EP by Dealership
- Released: August 8, 1998
- Recorded: Locomoto Productions
- Genre: Indie pop, indie rock
- Length: 27:45
- Label: Self-released (DLRSHP-01)
- Producer: Dealership

Dealership chronology
|  | Secret American Livingroom (1998) | TV Highway to the Stars (2001) |

= Secret American Livingroom =

Secret American Livingroom is the first album by the indie pop/rock band Dealership. The album was self-released by the band in 1998.

The project began as a two-song single, but it soon expanded into an eight-song EP.

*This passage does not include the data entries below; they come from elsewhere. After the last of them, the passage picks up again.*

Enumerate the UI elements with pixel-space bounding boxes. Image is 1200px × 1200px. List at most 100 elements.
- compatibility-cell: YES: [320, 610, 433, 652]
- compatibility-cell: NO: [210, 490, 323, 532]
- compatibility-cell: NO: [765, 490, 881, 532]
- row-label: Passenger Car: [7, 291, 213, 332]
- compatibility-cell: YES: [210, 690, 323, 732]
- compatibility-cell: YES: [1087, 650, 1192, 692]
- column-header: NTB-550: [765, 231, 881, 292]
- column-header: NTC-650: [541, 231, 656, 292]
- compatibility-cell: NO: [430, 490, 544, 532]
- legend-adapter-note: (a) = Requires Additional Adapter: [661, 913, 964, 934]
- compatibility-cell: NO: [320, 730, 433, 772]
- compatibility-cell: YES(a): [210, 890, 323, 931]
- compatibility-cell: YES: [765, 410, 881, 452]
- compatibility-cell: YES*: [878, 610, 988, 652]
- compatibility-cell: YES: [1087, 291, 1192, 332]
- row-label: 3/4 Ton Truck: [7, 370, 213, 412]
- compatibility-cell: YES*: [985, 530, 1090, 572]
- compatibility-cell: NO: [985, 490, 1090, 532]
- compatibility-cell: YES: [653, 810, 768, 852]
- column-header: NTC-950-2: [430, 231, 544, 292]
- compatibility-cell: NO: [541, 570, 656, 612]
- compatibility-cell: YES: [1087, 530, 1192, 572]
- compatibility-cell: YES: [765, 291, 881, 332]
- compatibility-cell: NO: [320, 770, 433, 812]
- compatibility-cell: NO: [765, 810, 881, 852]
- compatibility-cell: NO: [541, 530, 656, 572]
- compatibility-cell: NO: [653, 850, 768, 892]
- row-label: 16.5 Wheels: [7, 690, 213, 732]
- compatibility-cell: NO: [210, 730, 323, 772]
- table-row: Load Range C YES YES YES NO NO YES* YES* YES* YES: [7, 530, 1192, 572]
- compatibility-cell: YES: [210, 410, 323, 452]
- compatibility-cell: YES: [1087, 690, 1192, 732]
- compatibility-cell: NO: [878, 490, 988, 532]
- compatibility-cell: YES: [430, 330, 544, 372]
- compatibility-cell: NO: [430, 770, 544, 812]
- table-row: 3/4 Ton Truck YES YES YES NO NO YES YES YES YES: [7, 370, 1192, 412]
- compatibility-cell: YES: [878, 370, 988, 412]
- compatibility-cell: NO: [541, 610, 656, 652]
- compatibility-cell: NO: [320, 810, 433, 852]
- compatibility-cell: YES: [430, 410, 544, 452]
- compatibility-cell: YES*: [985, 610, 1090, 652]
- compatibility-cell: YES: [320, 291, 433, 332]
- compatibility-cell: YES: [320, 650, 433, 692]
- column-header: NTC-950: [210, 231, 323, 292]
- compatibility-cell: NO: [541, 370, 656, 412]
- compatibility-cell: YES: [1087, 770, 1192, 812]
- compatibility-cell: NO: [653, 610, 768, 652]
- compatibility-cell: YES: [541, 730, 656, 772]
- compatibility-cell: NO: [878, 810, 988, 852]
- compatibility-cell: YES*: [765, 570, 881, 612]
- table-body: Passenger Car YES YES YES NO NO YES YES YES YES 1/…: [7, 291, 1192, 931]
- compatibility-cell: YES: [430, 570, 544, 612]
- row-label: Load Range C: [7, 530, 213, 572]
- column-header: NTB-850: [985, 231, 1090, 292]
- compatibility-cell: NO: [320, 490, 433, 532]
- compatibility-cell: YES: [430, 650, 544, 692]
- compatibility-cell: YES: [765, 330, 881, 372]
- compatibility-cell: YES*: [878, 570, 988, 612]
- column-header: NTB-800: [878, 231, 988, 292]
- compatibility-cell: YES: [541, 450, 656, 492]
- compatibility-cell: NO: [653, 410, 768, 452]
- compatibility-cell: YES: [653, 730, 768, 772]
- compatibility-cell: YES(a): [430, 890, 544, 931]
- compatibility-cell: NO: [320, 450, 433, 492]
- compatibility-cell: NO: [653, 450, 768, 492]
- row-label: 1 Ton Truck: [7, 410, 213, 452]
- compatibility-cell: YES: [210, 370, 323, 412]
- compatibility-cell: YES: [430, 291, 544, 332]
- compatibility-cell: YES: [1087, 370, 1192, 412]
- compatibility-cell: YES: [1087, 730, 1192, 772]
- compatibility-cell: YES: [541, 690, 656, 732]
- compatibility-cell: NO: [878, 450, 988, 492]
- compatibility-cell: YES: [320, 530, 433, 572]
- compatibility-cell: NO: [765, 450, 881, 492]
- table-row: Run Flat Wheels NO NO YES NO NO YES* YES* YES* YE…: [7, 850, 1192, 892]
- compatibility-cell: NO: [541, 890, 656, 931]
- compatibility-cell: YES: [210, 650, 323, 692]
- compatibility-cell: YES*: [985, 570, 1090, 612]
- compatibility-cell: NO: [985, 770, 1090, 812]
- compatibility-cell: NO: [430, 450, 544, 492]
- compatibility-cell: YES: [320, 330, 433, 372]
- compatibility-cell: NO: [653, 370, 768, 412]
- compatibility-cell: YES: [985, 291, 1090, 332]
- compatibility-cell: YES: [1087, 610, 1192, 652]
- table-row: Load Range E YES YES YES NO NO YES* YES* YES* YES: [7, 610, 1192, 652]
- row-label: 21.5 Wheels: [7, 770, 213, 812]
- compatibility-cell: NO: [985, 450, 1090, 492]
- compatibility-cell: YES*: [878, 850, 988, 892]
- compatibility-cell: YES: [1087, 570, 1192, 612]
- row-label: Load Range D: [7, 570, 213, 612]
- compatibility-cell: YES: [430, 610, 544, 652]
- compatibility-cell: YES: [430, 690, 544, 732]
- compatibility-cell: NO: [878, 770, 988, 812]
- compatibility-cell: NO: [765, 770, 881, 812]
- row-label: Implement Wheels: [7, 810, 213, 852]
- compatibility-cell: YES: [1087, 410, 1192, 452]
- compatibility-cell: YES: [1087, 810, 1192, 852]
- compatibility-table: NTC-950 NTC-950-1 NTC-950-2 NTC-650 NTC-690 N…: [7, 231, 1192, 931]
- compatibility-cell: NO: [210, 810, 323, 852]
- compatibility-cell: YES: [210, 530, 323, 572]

After the album's release, it remained in the KALX Top 35 for eight weeks.

Professional ratings
Review scores
| Source | Rating |
| babysue | (5/6) |
| In Music We Trust | (A) |
| Splendid E-zine | (positive) |

==Track listing==
All songs written by Dealership.
1. "Jungle Gym" – 3:26
2. "My Box" – 2:41
3. "Nerdy Girl" – 3:00
4. "Fallout" – 2:50
5. "Perfectly Happy" – 4:05
6. "Montserrat" – 2:21
7. "You're Dumb" – 5:01
8. "Green" – 4:21

==Personnel==
===Dealership===
- Chris Groves - vocals, bass guitar
- Miyuki Jane Pinckard - guitar, vocals
- Chris Wetherell - drums, vocals

===Production===
Secret American Livingroom was produced by Dealership, recorded and mixed at Locomoto Productions by Guy Higbey. The album was mastered at Olde West by Guy Slater. Album design was by Dealership with photography by Eric Schulz and Liisa Pera.